Stick welding for a beginner - Part1

If you are looking for the most versatile welder to start your welder collection, one that will handle a lot of different situations, and not require an upgrade to another unit any time soon, take a look at a stick welder. A Shielded Metal Arc Welder (SMAW) as it is officially named, has stood the test of time, more than any other currently accepted welding process out there. One reason that stick welding has “stuck” around so long is that they got it right the first time, and left little room for improvement on the process. It was kept simple, and straight forward. Consider this. A stick welder requires no special lenses, nozzles, or gas.

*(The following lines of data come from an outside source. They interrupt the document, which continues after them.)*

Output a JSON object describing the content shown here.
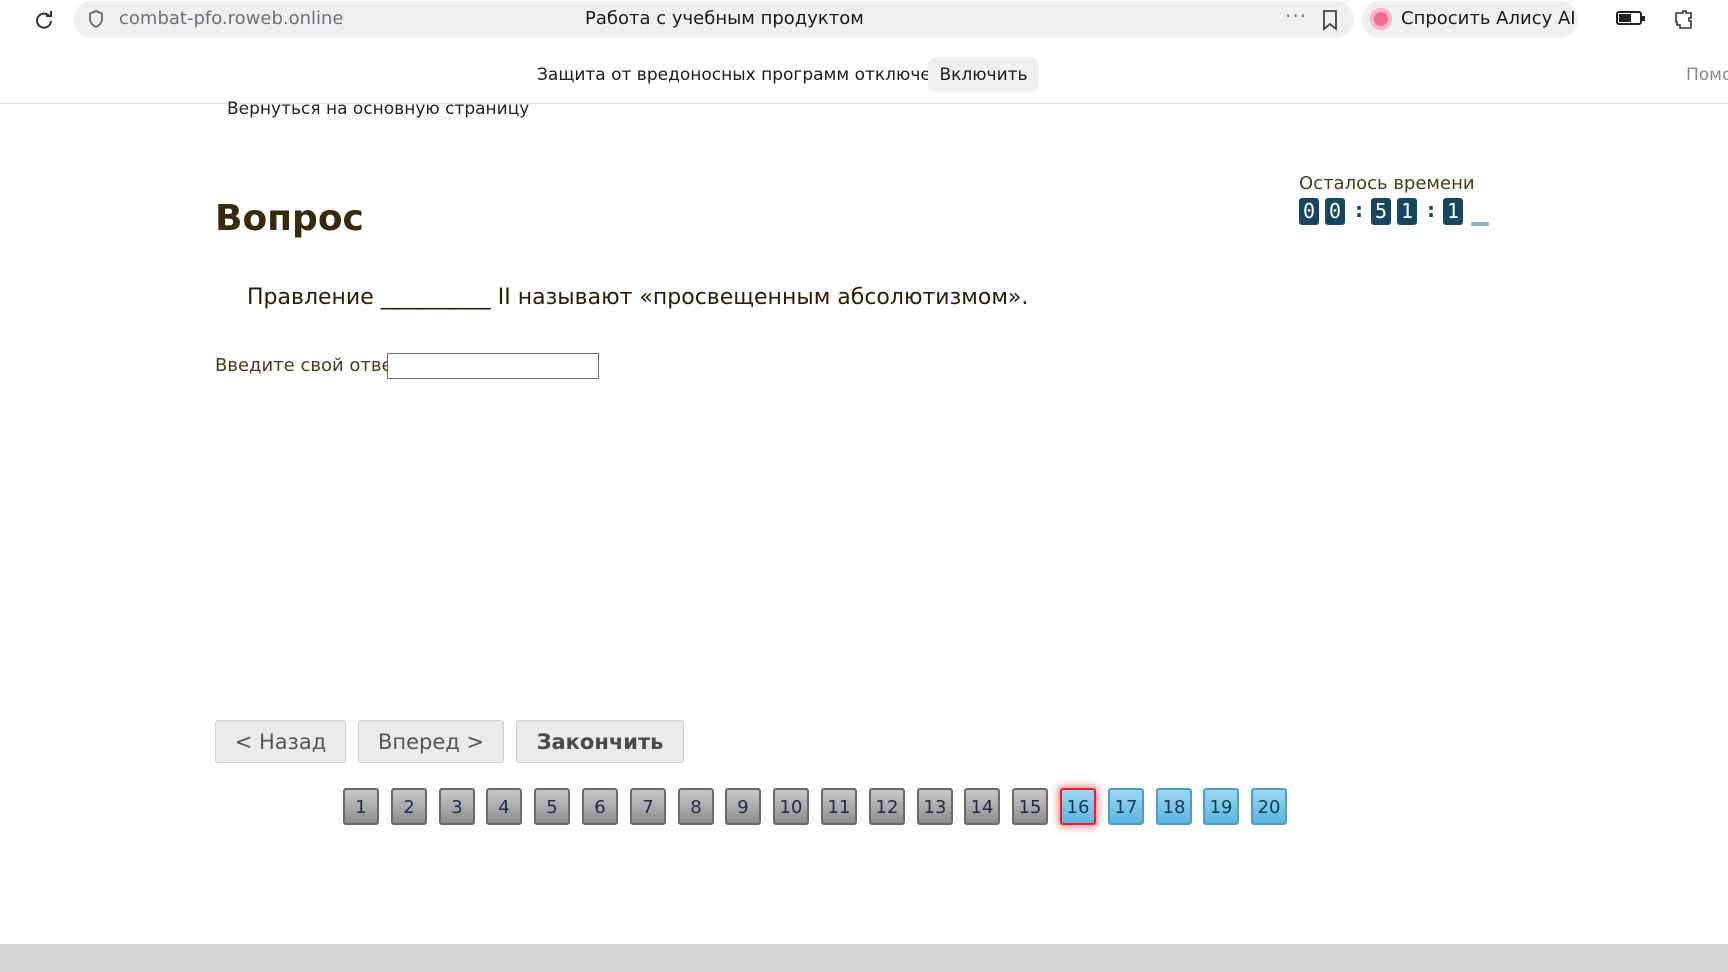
{
  "browser": {
    "url": "combat-pfo.roweb.online",
    "tab_title": "Работа с учебным продуктом",
    "alice_button": "Спросить Алису AI",
    "more_icon": "ellipsis-icon",
    "bookmark_icon": "bookmark-icon"
  },
  "infobar": {
    "message": "Защита от вредоносных программ отключена",
    "enable_label": "Включить",
    "help_cut": "Помо"
  },
  "page": {
    "back_link": "Вернуться на основную страницу",
    "heading": "Вопрос",
    "question": "Правление __________ II называют «просвещенным абсолютизмом».",
    "answer_label": "Введите свой ответ",
    "answer_value": ""
  },
  "timer": {
    "label": "Осталось времени",
    "digits": [
      "0",
      "0",
      "5",
      "1",
      "1"
    ]
  },
  "nav": {
    "back": "< Назад",
    "next": "Вперед >",
    "finish": "Закончить"
  },
  "pages": {
    "numbers": [
      "1",
      "2",
      "3",
      "4",
      "5",
      "6",
      "7",
      "8",
      "9",
      "10",
      "11",
      "12",
      "13",
      "14",
      "15",
      "16",
      "17",
      "18",
      "19",
      "20"
    ],
    "current": "16",
    "done_after_current": [
      "17",
      "18",
      "19",
      "20"
    ]
  }
}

A simple electrode that contains it’s on shielding agent on it’s exterior is all that is needed besides a power supply, and torch, and a work clamp. Simply, hook up the work clamp, open the jaws of the torch, slip a “welding rod” in, and start welding. By and large, no special skills are needed for elementary level welding. You can simply drag the electrode across the face of the metal as it flows together from the heat of the arc. Just chip away the slag when the metal cools. With advances in electrode technology, stick welding has maintained its popularity due to it’s speed, and capability of making high quality welds on almost any metal. It’s one relatively minor issue, is that is capability is generally limited on really thin materials. But even now, as advancements have been made in metallurgy and flux chemistry, even aluminum can be welded to some extent with the stick process. It’s not the process with the most finesse. In fact, it may seem sort of brutish compared to TIG, but in the right hands a good stick weld can rival a good TIG weld any day.